THE FORKS ON MY NEWEST bike were, I’ve always thought, rather flexile. It was something I only ever noticed when out of the saddle, sprinting on the flat or big-ringing it uphill, and as it turns out I’ve spent the last couple of seasons bad-mouthing an innocent BMC SLR01 Team Machine.
For twenty or so races I’d ignored the issue, but this season I considered junking the frame and beginning again – until a sense of extravagance and disproportionation kicked in, and I began looking into replacing the fork with something stiffer. But good forks, ‘better’ than those already on what was a top-of-the-range frame like this ain’t cheap, and the slight bother of researching trail, rake, offset and what-not put me off that avenue too.
I’d already tried various front wheels in case I was barking at the wrong component, but the problem was manifest whatever wheel was underneath me.

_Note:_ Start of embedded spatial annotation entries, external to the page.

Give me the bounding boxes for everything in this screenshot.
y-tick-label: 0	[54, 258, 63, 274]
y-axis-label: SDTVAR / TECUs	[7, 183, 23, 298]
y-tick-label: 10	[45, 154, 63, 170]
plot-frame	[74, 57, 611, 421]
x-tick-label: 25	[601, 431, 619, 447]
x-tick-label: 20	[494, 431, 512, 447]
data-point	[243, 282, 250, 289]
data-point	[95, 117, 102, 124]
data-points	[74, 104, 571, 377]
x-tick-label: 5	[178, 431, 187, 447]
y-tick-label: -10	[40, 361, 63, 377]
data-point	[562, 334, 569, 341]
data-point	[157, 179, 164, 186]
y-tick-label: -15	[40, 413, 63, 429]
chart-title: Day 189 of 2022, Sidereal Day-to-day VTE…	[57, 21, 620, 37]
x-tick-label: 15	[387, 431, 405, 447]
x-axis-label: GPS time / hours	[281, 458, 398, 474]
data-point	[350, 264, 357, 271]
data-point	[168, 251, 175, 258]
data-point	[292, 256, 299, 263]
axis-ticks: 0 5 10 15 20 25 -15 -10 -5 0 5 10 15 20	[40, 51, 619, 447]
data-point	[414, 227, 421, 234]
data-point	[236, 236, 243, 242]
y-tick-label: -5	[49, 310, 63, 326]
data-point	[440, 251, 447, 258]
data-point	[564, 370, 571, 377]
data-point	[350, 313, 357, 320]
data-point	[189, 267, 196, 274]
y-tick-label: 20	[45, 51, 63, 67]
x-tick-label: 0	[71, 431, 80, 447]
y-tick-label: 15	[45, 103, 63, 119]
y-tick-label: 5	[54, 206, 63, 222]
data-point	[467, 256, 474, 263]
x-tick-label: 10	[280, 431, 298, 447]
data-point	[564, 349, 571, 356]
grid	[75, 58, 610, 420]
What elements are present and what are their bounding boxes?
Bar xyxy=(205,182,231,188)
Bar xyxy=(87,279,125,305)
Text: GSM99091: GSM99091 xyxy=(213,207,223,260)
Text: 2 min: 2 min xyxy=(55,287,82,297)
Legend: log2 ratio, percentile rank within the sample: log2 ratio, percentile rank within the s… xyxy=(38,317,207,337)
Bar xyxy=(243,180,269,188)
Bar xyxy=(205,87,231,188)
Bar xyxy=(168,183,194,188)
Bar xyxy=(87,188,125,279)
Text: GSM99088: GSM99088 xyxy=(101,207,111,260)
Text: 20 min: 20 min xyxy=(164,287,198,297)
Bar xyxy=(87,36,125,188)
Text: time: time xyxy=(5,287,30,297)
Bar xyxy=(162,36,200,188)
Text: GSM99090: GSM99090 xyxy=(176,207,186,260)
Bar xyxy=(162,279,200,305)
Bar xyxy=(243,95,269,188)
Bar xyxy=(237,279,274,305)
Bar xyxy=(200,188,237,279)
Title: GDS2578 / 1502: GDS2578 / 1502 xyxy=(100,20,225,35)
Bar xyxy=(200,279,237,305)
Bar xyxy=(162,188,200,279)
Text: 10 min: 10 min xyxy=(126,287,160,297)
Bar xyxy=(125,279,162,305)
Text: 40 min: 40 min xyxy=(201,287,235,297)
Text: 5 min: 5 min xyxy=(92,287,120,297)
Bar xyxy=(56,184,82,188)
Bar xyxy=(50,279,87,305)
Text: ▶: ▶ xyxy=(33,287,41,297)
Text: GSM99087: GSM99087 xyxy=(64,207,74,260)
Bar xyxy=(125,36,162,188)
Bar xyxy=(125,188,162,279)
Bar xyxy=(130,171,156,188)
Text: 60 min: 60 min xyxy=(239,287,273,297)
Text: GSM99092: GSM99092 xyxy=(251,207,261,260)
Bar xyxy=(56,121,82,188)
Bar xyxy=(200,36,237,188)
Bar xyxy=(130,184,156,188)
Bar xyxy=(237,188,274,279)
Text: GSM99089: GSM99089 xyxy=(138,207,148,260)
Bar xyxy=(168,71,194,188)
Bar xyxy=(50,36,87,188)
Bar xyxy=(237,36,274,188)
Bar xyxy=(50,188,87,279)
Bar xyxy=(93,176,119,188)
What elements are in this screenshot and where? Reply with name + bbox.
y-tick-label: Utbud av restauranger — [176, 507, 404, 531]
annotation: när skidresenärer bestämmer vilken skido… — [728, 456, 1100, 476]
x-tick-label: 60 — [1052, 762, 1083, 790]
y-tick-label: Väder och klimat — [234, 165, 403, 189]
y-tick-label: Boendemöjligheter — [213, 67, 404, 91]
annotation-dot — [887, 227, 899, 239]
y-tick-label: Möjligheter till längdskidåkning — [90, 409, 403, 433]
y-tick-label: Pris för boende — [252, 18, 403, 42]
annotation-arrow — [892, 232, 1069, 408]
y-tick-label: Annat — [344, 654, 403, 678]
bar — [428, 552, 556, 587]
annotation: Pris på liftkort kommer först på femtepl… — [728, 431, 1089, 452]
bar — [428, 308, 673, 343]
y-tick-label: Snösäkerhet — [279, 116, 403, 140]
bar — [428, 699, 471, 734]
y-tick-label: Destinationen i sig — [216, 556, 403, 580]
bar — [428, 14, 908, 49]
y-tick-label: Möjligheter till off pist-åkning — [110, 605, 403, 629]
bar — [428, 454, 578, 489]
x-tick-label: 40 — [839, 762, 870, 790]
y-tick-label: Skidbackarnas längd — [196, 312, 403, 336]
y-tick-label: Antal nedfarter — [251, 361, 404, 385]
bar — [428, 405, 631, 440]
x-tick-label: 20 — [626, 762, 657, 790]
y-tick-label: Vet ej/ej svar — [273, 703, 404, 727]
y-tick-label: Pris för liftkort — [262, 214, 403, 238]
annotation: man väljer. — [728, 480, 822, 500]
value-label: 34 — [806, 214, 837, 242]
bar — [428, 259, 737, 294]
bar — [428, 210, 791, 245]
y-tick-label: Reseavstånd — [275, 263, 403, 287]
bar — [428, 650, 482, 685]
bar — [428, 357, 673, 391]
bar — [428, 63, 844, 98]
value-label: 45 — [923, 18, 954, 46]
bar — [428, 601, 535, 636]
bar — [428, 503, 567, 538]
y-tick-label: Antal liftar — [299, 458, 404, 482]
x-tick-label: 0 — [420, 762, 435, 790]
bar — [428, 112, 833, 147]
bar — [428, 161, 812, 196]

Could it, I wondered, be the stem? It’s on the long side at 120mm as I’d gone for a super-small frame for racing, and it would’ve been little bother to whip it off and try another, I imagined. As it happened my stem was a beautiful-looking but ill-conceived Crank Brothers Cobalt 2 item. It doesn’t have a face-plate, so removal necessitated unwinding bar tape and detaching a brake/shifter before wiggling the damn stem along and off one side of the handlebar – it’s no wonder the £55 retail price of a Cobalt 2 stem is now just a fiver at some online stores. I wouldn’t even pay that for it now, just because it put me through that palaver.
Anyway, some faffing later and a £25 Giant Contact stem installed, was this still going to be the fork in hell?
No it wasn’t, and here’s why.
Despite doing everything ‘by the book’ when installing the new stem, I now couldn’t even get the fork steerer to stabilize inside the head tube – applying front brake was giving me a front-to-back rocking that I knew indicated an insecure stem attachment, and I hadn’t even yet pedalled anywhere to check the fork.
What I discovered, and is really the whole point of this post, is that whether or not you like to have spacers above your stem (perhaps to future-proof yourself against losing your flexibility if you have spacers there, or for a neater look if you don’t), the steerer tube itself absolutely must be submerged about 3mm below the top of the tallest spacer or, if there are no spacers above the stem, below the top of the stem that fits over it.
Without this precise amount of space the headset bearing can’t be properly ‘tied down’, because those 3 or 4 mm mean that tightening the headset top cap bolt with your Allen key pulls the steerer tube up into the head tube, while pushing down on the stem at the same time. Whereas if the top of the steerer tube is level or within 1 or 2 millimetres of the stem or top spacer, there is no way to create the necessary pressure and the top of the steerer would simply butt up against the underside of the top cap, giving that rocking effect when the front brake is held and the bike pushed. Conversely too much space, that is a steerer tube that’s been cut down by so much that there’s 5mm or more between it and the top of the stem and your stem will be insecure – as mine must’ve been these last two seasons. A very stupid person might think ‘fork in hell’, I’ve got a terribly-made bicycle. Which they haven’t.